Diese imperialistische Ausplünderung ist jedoch nicht auf den Westen beschränkt; auch das Interesse Chinas und Russlands an Afrika nimmt zu. Sie sind als alternatives „Machtgleichgewicht“ gegen die westliche Hegemonie auf dem Kontinent präsent und zielen ebenfalls darauf ab, ihre Macht- und Einflussbereiche zu erweitern. Chinas große Infrastrukturprojekte und Investitionen in Afrika bieten der lokalen Bevölkerung zwar Chancen, führen aber auch zu einem Transfer von Ressourcen aus der Region nach China. Russland hingegen baut seinen Einfluss auf dem Kontinent durch Sicherheits- und Waffenabkommen aus und geht strategische Allianzen mit lokalen Regierungen ein, um den Einfluss des Westens auf Afrika zu brechen.
Darüber hinaus versuchen auch Golfstaaten wie Saudi-Arabien und die Vereinigten Arabischen Emirate (VAE), ihren Einfluss in der Region auszubauen. Dafür arbeiten sie zum einen mit dem Westen zusammen und zum anderen lehnen sie sich gelegentlich an China oder Russland an. Während diese Länder ihr Interesse an Afrika durch Investitionen und landwirtschaftliche Projekte verstärken, versuchen sie auch, die Entwicklungen nach ihren eigenen Interessen zu gestalten, indem sie politisch in die internen Konflikte der Region eingreifen. Die Golfstaaten wollen mit Unterstützung der imperialistischen Zentren und in Zusammenarbeit mit den lokalen Regierungen Einflusssphären schaffen, indem sie Militärstützpunkte in strategischen Regionen wie dem Roten Meer und dem Golf von Aden errichten.

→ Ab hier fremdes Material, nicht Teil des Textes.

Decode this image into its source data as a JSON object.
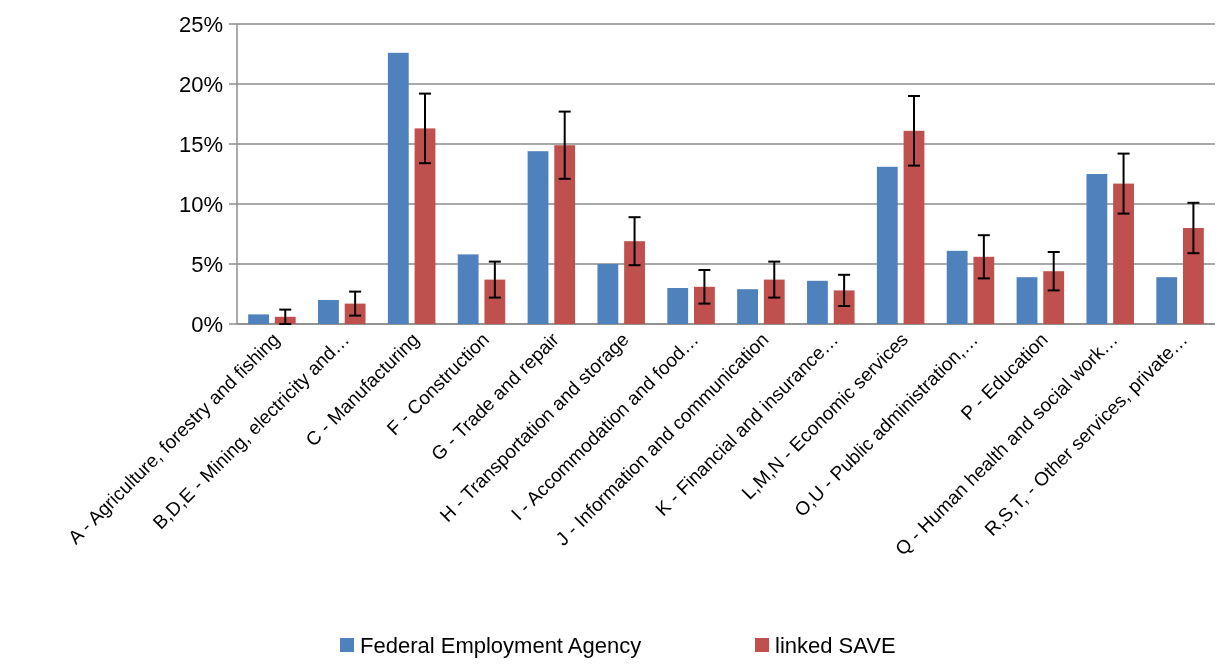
{
  "chart_data": {
    "type": "bar",
    "categories": [
      "A - Agriculture, forestry and fishing",
      "B,D,E - Mining, electricity and…",
      "C - Manufacturing",
      "F - Construction",
      "G - Trade and repair",
      "H - Transportation and storage",
      "I - Accommodation and food…",
      "J - Information and communication",
      "K - Financial and insurance…",
      "L,M,N - Economic services",
      "O,U - Public administration,…",
      "P - Education",
      "Q - Human health and social work…",
      "R,S,T, - Other services, private…"
    ],
    "series": [
      {
        "name": "Federal Employment Agency",
        "color": "#4f81bd",
        "values": [
          0.8,
          2.0,
          22.6,
          5.8,
          14.4,
          5.0,
          3.0,
          2.9,
          3.6,
          13.1,
          6.1,
          3.9,
          12.5,
          3.9
        ]
      },
      {
        "name": "linked SAVE",
        "color": "#c0504d",
        "values": [
          0.6,
          1.7,
          16.3,
          3.7,
          14.9,
          6.9,
          3.1,
          3.7,
          2.8,
          16.1,
          5.6,
          4.4,
          11.7,
          8.0
        ],
        "errors": [
          0.6,
          1.0,
          2.9,
          1.5,
          2.8,
          2.0,
          1.4,
          1.5,
          1.3,
          2.9,
          1.8,
          1.6,
          2.5,
          2.1
        ]
      }
    ],
    "ylim": [
      0,
      25
    ],
    "yticks": [
      {
        "value": 0,
        "label": "0%"
      },
      {
        "value": 5,
        "label": "5%"
      },
      {
        "value": 10,
        "label": "10%"
      },
      {
        "value": 15,
        "label": "15%"
      },
      {
        "value": 20,
        "label": "20%"
      },
      {
        "value": 25,
        "label": "25%"
      }
    ],
    "grid": "y",
    "legend": "bottom"
  }
}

Zu denjenigen, die sich um einen Anteil an der Ausplünderung des Kontinents bemühen, gehört auch das türkische AKP-Regime. Dieses setzt seine Bemühungen fort, insbesondere in Ländern mit muslimischer Bevölkerung wie Sudan, Libyen, Somalia und Eritrea durch die Einrichtung von Militärstützpunkten, die Parteinahme in internen Konflikten und die Bereitstellung von militärischer und finanzieller Unterstützung eigene Einflussbereiche in der Region zu schaffen. Diese komplexen Netze der Ausbeutung und Ausplünderung durch verschiedene Machtzentren, die versuchen, den Kontinent zu durchdringen, führen zu zunehmendem Chaos und Konflikten auf dem Kontinent.
Auch nach Jahrhunderten ist zu sehen, dass der afrikanische Kontinent trotz zahlreicher Unabhängigkeitskämpfe und angeblicher Befreiung von den Kolonialmächten weiterhin ein Spielball der imperialistischen Großmächte und ihrer Verbündeten bleibt. Mit der zunehmenden Steigerung des imperialistischen Konkurrenzkampfes um Ressourcen, Reichtümer und politischen Einfluss spitzt sich die Situation in Afrika parallel zu anderen Krisenregionen der Welt zu, sodass auch dort in Zukunft militärische Konfrontationen zwischen konkurrierenden Großmächten zu erwarten ist. Die Perspektive zur Befreiung der Völker Afrikas liegt somit nach wie vor in einer starken und länderübergreifenden antiimperialistischen Front, die sich der schonungslosen Ausplünderung Afrikas entgegenstellt und das kapitalistische System ins Visier nimmt.